L’antagonisme de ces deux Corses allait se déployer désormais sur un théâtre plus vaste.
Tandis que Bonaparte atteignait l’apogée de la puissance, devenait Empereur de Français, maître de l’Europe, le proscrit Pozzo, sans famille, sans fortune, sans patrie, ne cessait pas un instant de le poursuivre de sa haine. Il écrit mémoires sur mémoires, se met au service de la Russie, se rend à Londres, à Vienne, Saint-Pétersbourg, aux Dardanelles, suggérant, provoquant contre « son ennemi personnel Bonaparte » les coalitions les plus fatales « quittant alternativement les cours qui se rapprochaient de la France pour se rendre auprès de celles qui s’en éloignaient, revenant auprès des premières quand elles rompaient avec nous et toujours soufflant l’ardeur dont il était animé (1) ». Les victoires les plus éclatantes de Napoléon, Ulm, Austerlitz, Iéna, Wagram et les traités de paix qui s’en suivent ne découragent pas Pozzo, n’entament pas son énergie.
C’est Pozzo qui décide Bernadotte à prendre parti contre Napoléon ; c’est lui qui pousse les alliés à marcher sur Paris, qui fait reléguer Napoléon à l‘île d’Elbe, et, plus tard, à Sainte-Hélène.
Ce n’est pas moi, sans doute, dit-il à Talleyrand, après Waterloo, qui ait tué politiquement Bonaparte ; mais c’est moi qui lui ait jeté la dernière pelletée de terre. »
Au cours de ces quatorze années de lutte, Napoléon s’efforça, mais en vain, d’atteindre son redoutable ennemi ; il demanda même, après le traité de Vienne, son extradition, sans pouvoir l’obtenir.
« C’est Pozzo-di-Borgo, croit-on, dit Napoléon à Sainte-Hélène, qui a conseillé à l’Empereur Alexandre de marcher sur Paris ; il a, par ce seul fait, décidé des destinées de la France, de celle de la civilisation européenne, de la face et du sort du monde. »
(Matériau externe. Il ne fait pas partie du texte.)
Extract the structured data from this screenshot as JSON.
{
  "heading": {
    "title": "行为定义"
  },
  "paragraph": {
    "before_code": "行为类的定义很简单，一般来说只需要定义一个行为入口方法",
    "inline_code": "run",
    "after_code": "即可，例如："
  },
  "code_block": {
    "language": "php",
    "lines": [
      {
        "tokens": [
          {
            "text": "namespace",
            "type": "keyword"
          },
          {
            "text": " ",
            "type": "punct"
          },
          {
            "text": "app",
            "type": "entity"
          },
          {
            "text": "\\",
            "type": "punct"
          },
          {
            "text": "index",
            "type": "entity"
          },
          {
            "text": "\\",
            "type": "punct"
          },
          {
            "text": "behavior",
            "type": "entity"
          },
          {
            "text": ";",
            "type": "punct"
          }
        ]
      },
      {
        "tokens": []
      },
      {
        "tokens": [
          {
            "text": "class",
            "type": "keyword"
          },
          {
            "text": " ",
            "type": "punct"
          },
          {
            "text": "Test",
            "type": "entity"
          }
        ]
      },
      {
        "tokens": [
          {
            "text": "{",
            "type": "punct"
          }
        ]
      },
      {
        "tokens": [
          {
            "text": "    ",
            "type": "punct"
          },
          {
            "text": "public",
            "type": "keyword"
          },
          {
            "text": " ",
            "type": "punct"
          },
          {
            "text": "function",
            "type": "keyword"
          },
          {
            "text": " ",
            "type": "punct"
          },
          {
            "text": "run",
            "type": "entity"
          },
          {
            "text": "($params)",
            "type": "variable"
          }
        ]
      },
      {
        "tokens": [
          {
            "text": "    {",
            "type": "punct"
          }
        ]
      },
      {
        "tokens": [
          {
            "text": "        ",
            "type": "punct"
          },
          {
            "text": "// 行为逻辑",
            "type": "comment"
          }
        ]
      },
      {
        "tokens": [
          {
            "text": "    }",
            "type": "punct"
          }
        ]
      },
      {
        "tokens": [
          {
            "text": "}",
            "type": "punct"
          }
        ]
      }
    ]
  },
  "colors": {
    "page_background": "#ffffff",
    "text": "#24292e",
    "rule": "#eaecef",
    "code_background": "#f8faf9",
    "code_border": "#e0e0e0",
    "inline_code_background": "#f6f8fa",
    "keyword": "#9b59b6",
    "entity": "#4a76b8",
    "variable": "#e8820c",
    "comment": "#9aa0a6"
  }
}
On s’est souvent demandé d’où venait la haine atroce de Pozzo contre Napoléon. Dans une curieuse conversation que Pozzo a eue avec Alfred de Vigny, le 10 juillet 1830, il ne cesse de se représenter « l’antagonisme de Bonaparte » et il trouve moyen de lui dire « que la source de sa haine contre Bonaparte avait été la dénonciation de Lucien en 1793, qu’il avait lutté toute sa vie et avait fini par lui porter le dernier coup ; que, lorsque Alexandre l’avait abandonné, il avait demandé un firman au Grand Seigneur pour traverser ses terres et se retirer. Vienne, après le mariage de Bonaparte, ne le livra pas, mais l’abandonna. Ce fut alors qu’il se retira en Angleterre ; de là, il écrvit à l’Empereur Alexandre : « Je ne suis plus votre sujet, mais serai toujours votre serviteur. Vous ferez la guerre à Bonaparte, et je vous servirai alors. Bonaparte est perdu s’il vise à l’infini ».
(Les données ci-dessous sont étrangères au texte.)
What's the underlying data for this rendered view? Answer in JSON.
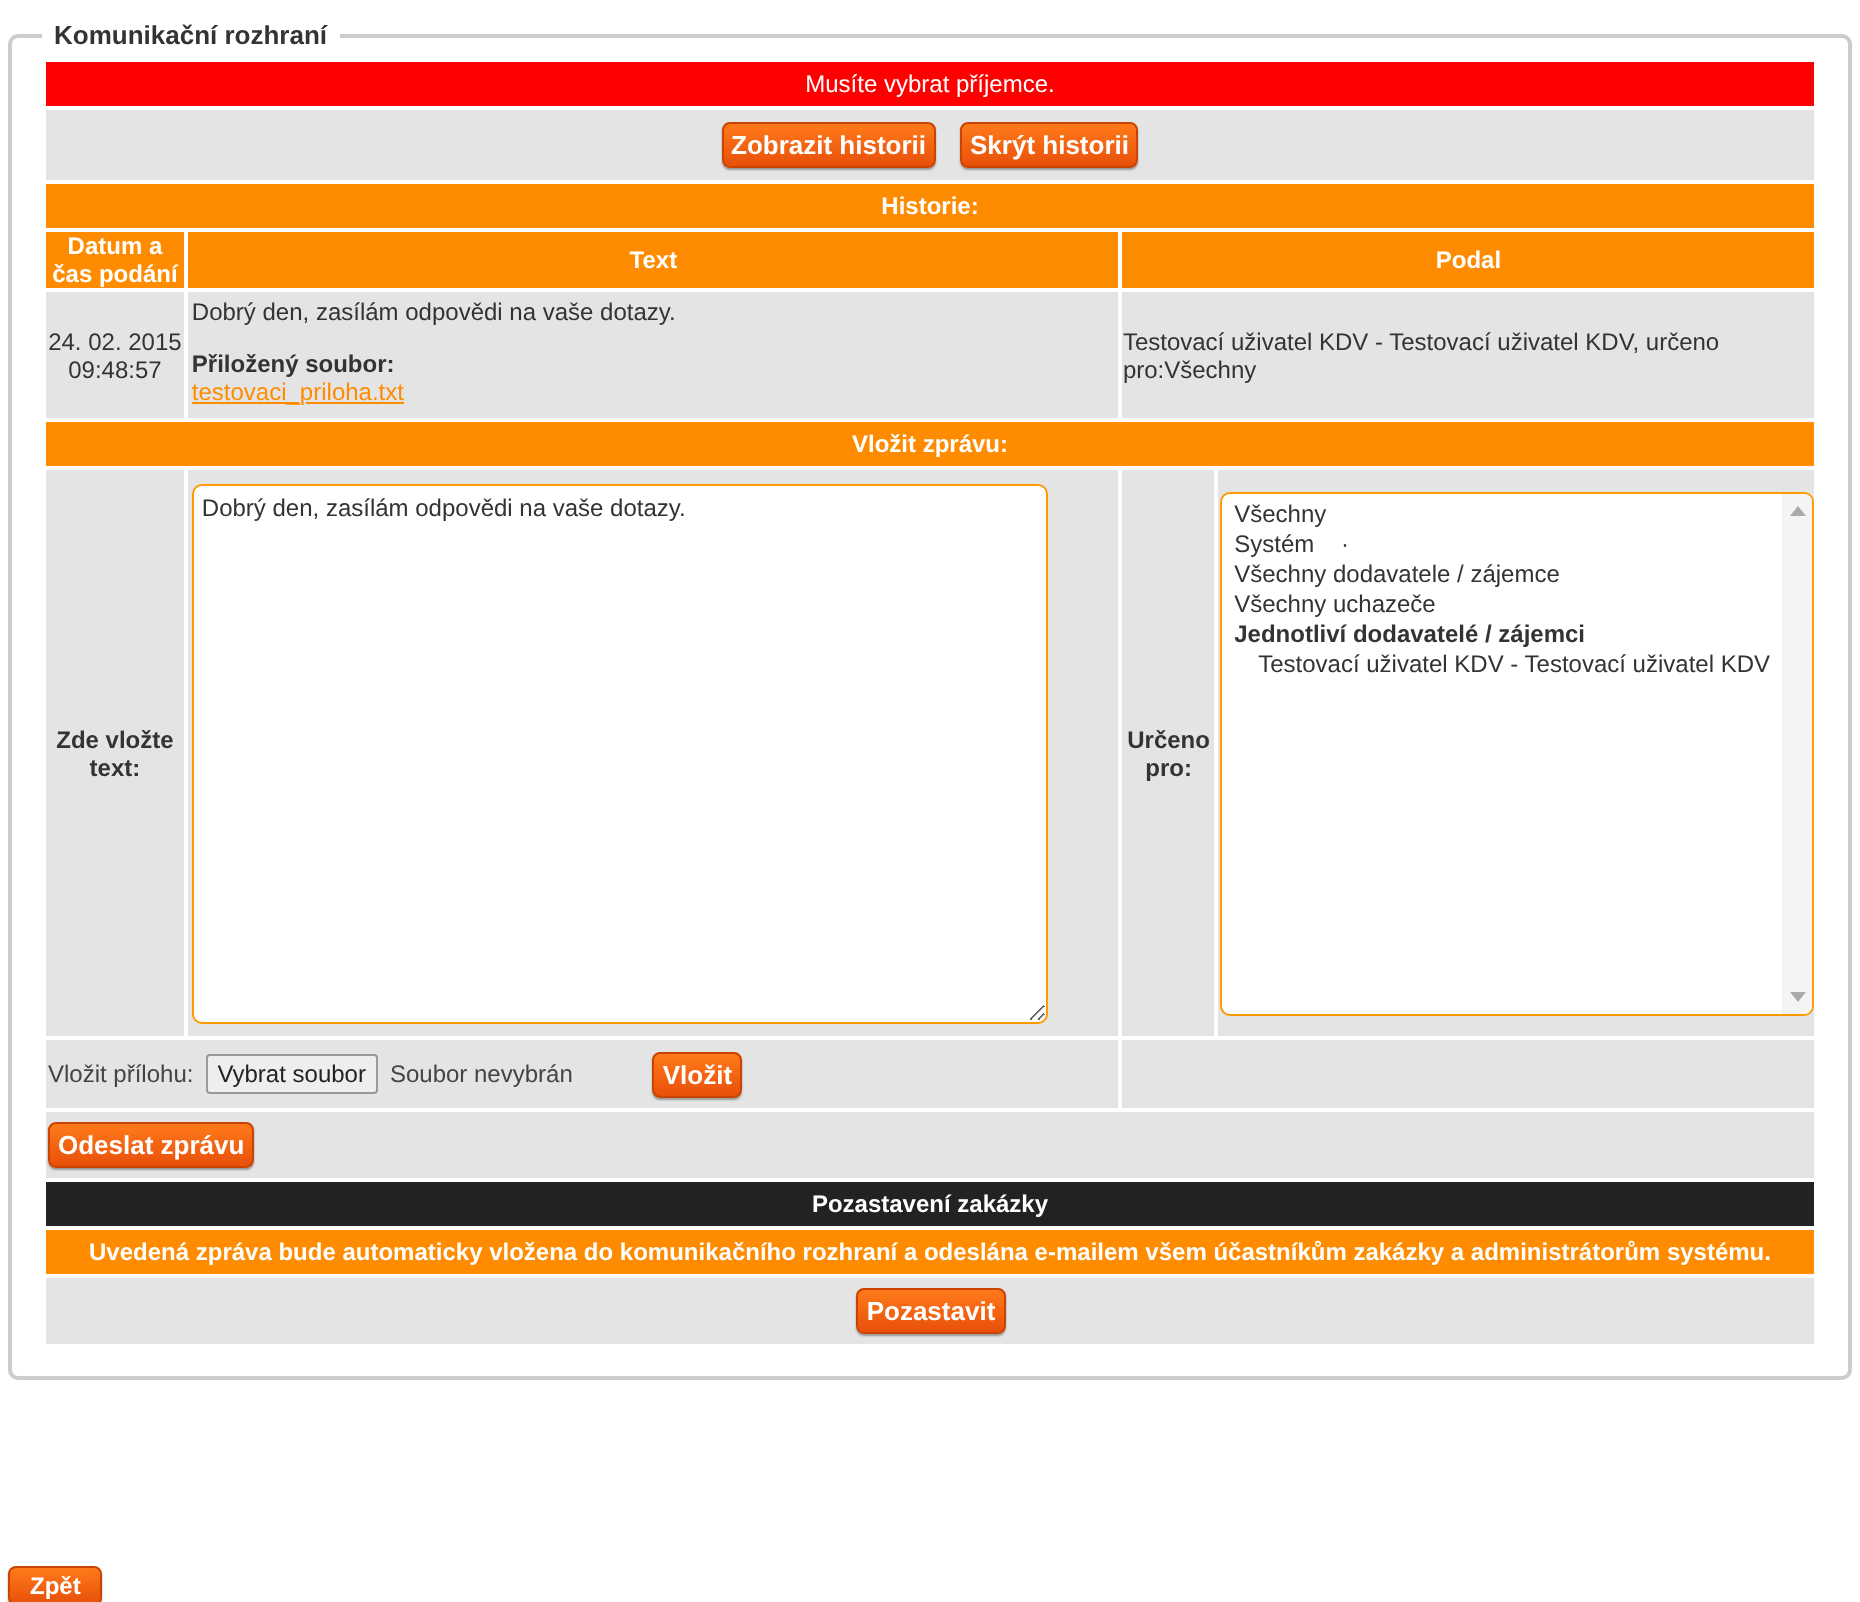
{
  "panel": {
    "title": "Komunikační rozhraní"
  },
  "error": "Musíte vybrat příjemce.",
  "history_buttons": [
    "Zobrazit historii",
    "Skrýt historii"
  ],
  "history": {
    "title": "Historie:",
    "columns": [
      "Datum a čas podání",
      "Text",
      "Podal"
    ],
    "rows": [
      {
        "date": "24. 02. 2015",
        "time": "09:48:57",
        "text": "Dobrý den, zasílám odpovědi na vaše dotazy.",
        "attachment_label": "Přiložený soubor:",
        "attachment": "testovaci_priloha.txt",
        "author": "Testovací uživatel KDV - Testovací uživatel KDV, určeno pro:Všechny"
      }
    ]
  },
  "compose": {
    "title": "Vložit zprávu:",
    "text_label": "Zde vložte text:",
    "message": "Dobrý den, zasílám odpovědi na vaše dotazy.",
    "recipients_label": "Určeno pro:",
    "recipients": [
      {
        "kind": "option",
        "label": "Všechny"
      },
      {
        "kind": "option",
        "label": "Systém    ·"
      },
      {
        "kind": "option",
        "label": "Všechny dodavatele / zájemce"
      },
      {
        "kind": "option",
        "label": "Všechny uchazeče"
      },
      {
        "kind": "group",
        "label": "Jednotliví dodavatelé / zájemci",
        "children": [
          {
            "kind": "option",
            "label": "Testovací uživatel KDV - Testovací uživatel KDV"
          }
        ]
      }
    ],
    "attach_label": "Vložit přílohu:",
    "file_button": "Vybrat soubor",
    "file_status": "Soubor nevybrán",
    "insert_button": "Vložit",
    "send_button": "Odeslat zprávu"
  },
  "suspend": {
    "title": "Pozastavení zakázky",
    "notice": "Uvedená zpráva bude automaticky vložena do komunikačního rozhraní a odeslána e-mailem všem účastníkům zakázky a administrátorům systému.",
    "button": "Pozastavit"
  },
  "back_button": "Zpět"
}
Pozzo a toujours eu la préoccupation de faire bonne figure devant la postérité ; il se pourrait qu’il n’ait pas avoué la raison secrète de sa haine contre Napoléon. Il est probable que Lucien Bonaparte a été la cause déterminante du décret du 2 avril 1793, qui traduisait Pozzo à la barre de la Convention. Mais la dénonciation de Lucien, dont il avait, d’ailleurs, tiré vengeance, a plutôt favorisé son ambition. Elle l’a amené à exercer pendant deux ans, sous le titre de Président du Conseil d’Etat du Gouvernement anglo-corse, les fonctions offcielles deVice-Roi de la Corse. Il était mieux fonder à donner comme motif de sa haine l’expédition du général Bonaparte en Corse en 1796, qui l’avait précipité du pouvoir, et l’avait obligé à mener une vie errante de proscrit.
Les événements de 1793, au contraire, autorisaient Napoléon à garder une haine sourde contre Pozzo. Il ne pouvait pas oublier que, dans la journée du 29 mai 1793, en présence de délégués de toutes les communes de la Corse, Pozzo avait jeté l’opprobre sur sa famille, et oser porter atteinte à l’honneur de sa mère.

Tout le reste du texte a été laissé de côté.